It’s with a fashionable sigh that I have to say that I’ve gone gluten-free. But it’s the volume of attention that a gluten-free diet has attracted lately that has finally made me sit-up and realise that my family, on my mother’s side, and I have gluten intolerance. For donkey’s years my mum has told me all about:
“My cousin Maureen’s children have coeliac disease and the poor buggers can’t eat any wheat gluten.”
They entered family mythology as the benighted one’s who couldn’t eat pizza, bread, cakes, pies, sauces… anything easy, toasty and tasty in short. We thanked our lucky stars and tucked-into another spoonful of blueberry crumble. Thirty years and several thousand sandwiches passed me by until I had a wake-up call two weeks’ ago.
Since then I’ve been ravenous and howling at the moon, as I experiment on myself the feasibility of going gluten-free. Also easing my kids into the new diet too…this I have yet to do fully as it’s so difficult in this wheat world of ours. I do feel very vital and rather a lean machine it has to be said. I can even look down my body and say, “Long time no see” to all manner of things that I haven’t seen since I was a skinny art student.
I’m eating a lot of asian inspired food, with rice become my main carbohydrate. Soy sauce is proving to be a tricky ingredient though, as it too contains wheat.

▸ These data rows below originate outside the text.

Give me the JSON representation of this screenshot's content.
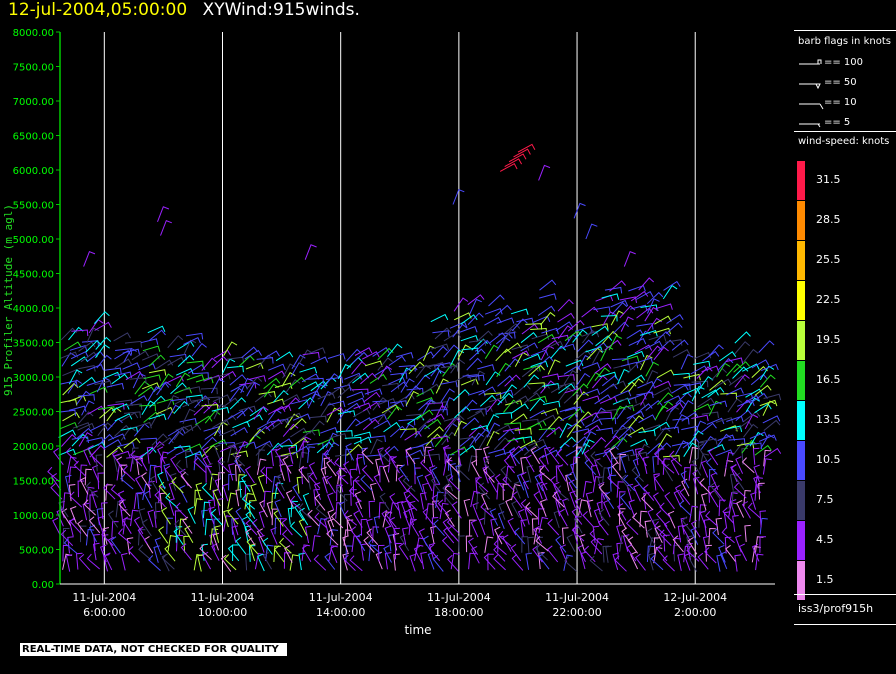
{
  "header": {
    "date": "12-jul-2004,05:00:00",
    "plot_name": "XYWind:915winds."
  },
  "chart_data": {
    "type": "scatter",
    "subtype": "wind-barb",
    "ylabel": "915 Profiler Altitude (m agl)",
    "xlabel": "time",
    "ylim": [
      0,
      8000
    ],
    "y_ticks": [
      "0.00",
      "500.00",
      "1000.00",
      "1500.00",
      "2000.00",
      "2500.00",
      "3000.00",
      "3500.00",
      "4000.00",
      "4500.00",
      "5000.00",
      "5500.00",
      "6000.00",
      "6500.00",
      "7000.00",
      "7500.00",
      "8000.00"
    ],
    "x_range_hours": [
      4.5,
      28.7
    ],
    "x_ticks": [
      {
        "date": "11-Jul-2004",
        "time": "6:00:00",
        "hour": 6
      },
      {
        "date": "11-Jul-2004",
        "time": "10:00:00",
        "hour": 10
      },
      {
        "date": "11-Jul-2004",
        "time": "14:00:00",
        "hour": 14
      },
      {
        "date": "11-Jul-2004",
        "time": "18:00:00",
        "hour": 18
      },
      {
        "date": "11-Jul-2004",
        "time": "22:00:00",
        "hour": 22
      },
      {
        "date": "12-Jul-2004",
        "time": "2:00:00",
        "hour": 26
      }
    ],
    "gridlines_x": true,
    "colors": {
      "axis": "#00cc00",
      "tick_text": "#00ff00",
      "grid": "#ffffff"
    }
  },
  "legend": {
    "barb_title": "barb flags in knots",
    "barbs": [
      {
        "label": "== 100",
        "kind": "flag"
      },
      {
        "label": "== 50",
        "kind": "pennant"
      },
      {
        "label": "== 10",
        "kind": "full"
      },
      {
        "label": "== 5",
        "kind": "half"
      }
    ],
    "speed_title": "wind-speed: knots",
    "scale": [
      {
        "label": "31.5",
        "color": "#ff1a4a"
      },
      {
        "label": "28.5",
        "color": "#ff8a00"
      },
      {
        "label": "25.5",
        "color": "#ffb800"
      },
      {
        "label": "22.5",
        "color": "#ffff00"
      },
      {
        "label": "19.5",
        "color": "#b8ff3a"
      },
      {
        "label": "16.5",
        "color": "#22dd22"
      },
      {
        "label": "13.5",
        "color": "#00ffff"
      },
      {
        "label": "10.5",
        "color": "#4a4aff"
      },
      {
        "label": "7.5",
        "color": "#3a3a6a"
      },
      {
        "label": "4.5",
        "color": "#9a22ff"
      },
      {
        "label": "1.5",
        "color": "#ee88ee"
      }
    ],
    "source": "iss3/prof915h"
  },
  "footer": {
    "disclaimer": "REAL-TIME DATA, NOT CHECKED FOR QUALITY"
  }
}
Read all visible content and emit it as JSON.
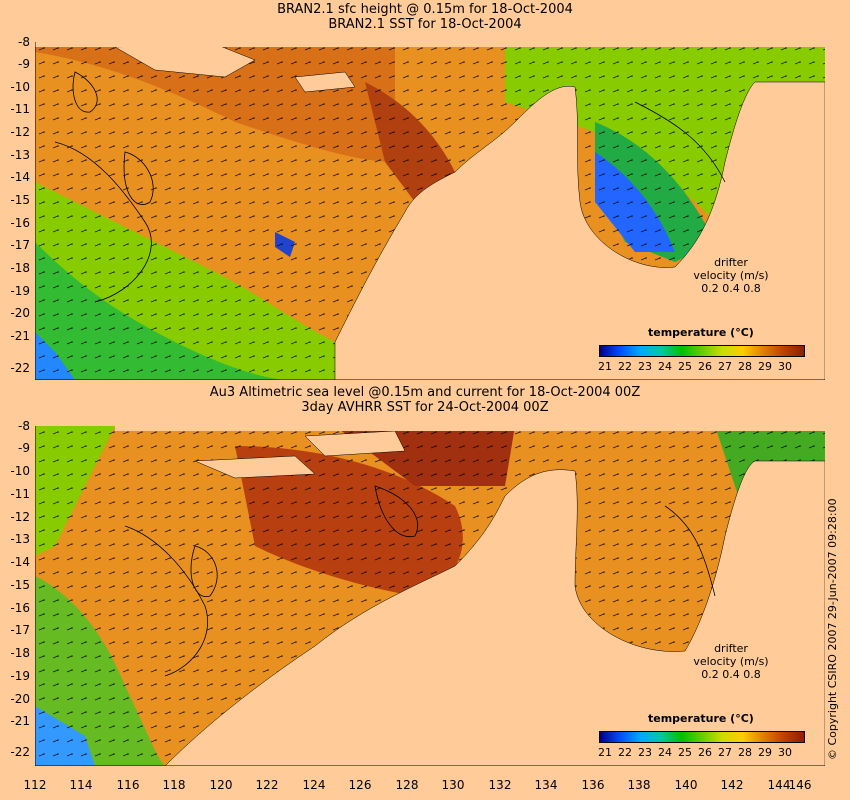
{
  "panels": [
    {
      "title_line1": "BRAN2.1 sfc height @ 0.15m for 18-Oct-2004",
      "title_line2": "BRAN2.1 SST for 18-Oct-2004",
      "legend_title": "temperature (°C)",
      "legend_ticks": [
        "21",
        "22",
        "23",
        "24",
        "25",
        "26",
        "27",
        "28",
        "29",
        "30"
      ],
      "drifter": {
        "label1": "drifter",
        "label2": "velocity (m/s)",
        "scale": "0.2  0.4  0.8"
      }
    },
    {
      "title_line1": "Au3 Altimetric sea level  @0.15m and current for 18-Oct-2004 00Z",
      "title_line2": "3day AVHRR SST for 24-Oct-2004 00Z",
      "legend_title": "temperature (°C)",
      "legend_ticks": [
        "21",
        "22",
        "23",
        "24",
        "25",
        "26",
        "27",
        "28",
        "29",
        "30"
      ],
      "drifter": {
        "label1": "drifter",
        "label2": "velocity (m/s)",
        "scale": "0.2  0.4  0.8"
      }
    }
  ],
  "lat_ticks": [
    "-8",
    "-9",
    "-10",
    "-11",
    "-12",
    "-13",
    "-14",
    "-15",
    "-16",
    "-17",
    "-18",
    "-19",
    "-20",
    "-21",
    "-22"
  ],
  "lon_ticks": [
    "112",
    "114",
    "116",
    "118",
    "120",
    "122",
    "124",
    "126",
    "128",
    "130",
    "132",
    "134",
    "136",
    "138",
    "140",
    "142",
    "144",
    "146"
  ],
  "copyright": "© Copyright CSIRO 2007   29-Jun-2007 09:28:00",
  "colors": {
    "land": "#ffcc99",
    "colormap": [
      "#00008b",
      "#0050ff",
      "#00aaff",
      "#00c8a0",
      "#00c000",
      "#66cc00",
      "#ccdd00",
      "#ffcc00",
      "#e08000",
      "#c04000",
      "#8b2000"
    ]
  }
}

I’m turning a blind-eye to that one though, as I’m struggling hard to educate and feed myself at the moment and won’t give my beloved soy sauce up..ever.
Today I wanted some cake. Here is the recipe for a rich and divine flourless chocolate cake. The texture melts in the mouth and is so dense with chocolate that it is almost black. I do feel a little sick now though, and the kids had to lie-down afterwards, so please eat in moderation.
FLOURLESS CHOCOLATE CAKE:
Preheat your oven to 150 C. Grease a small 20cm cake or flan tin. Melt 100g dark chocolate with 120g butter in a saucepan. When melted add 180g sugar, 100g cocoa powder and 3 eggs. Beat lightly with a whisk and pour into the cake tin. Place in the oven for about 20 to 30 minutes and remove when it is still gooey when you insert a sharp knife. Today I served it with a dusting of cocoa powder, some fresh strawberries and a massive dollop of whipped cream.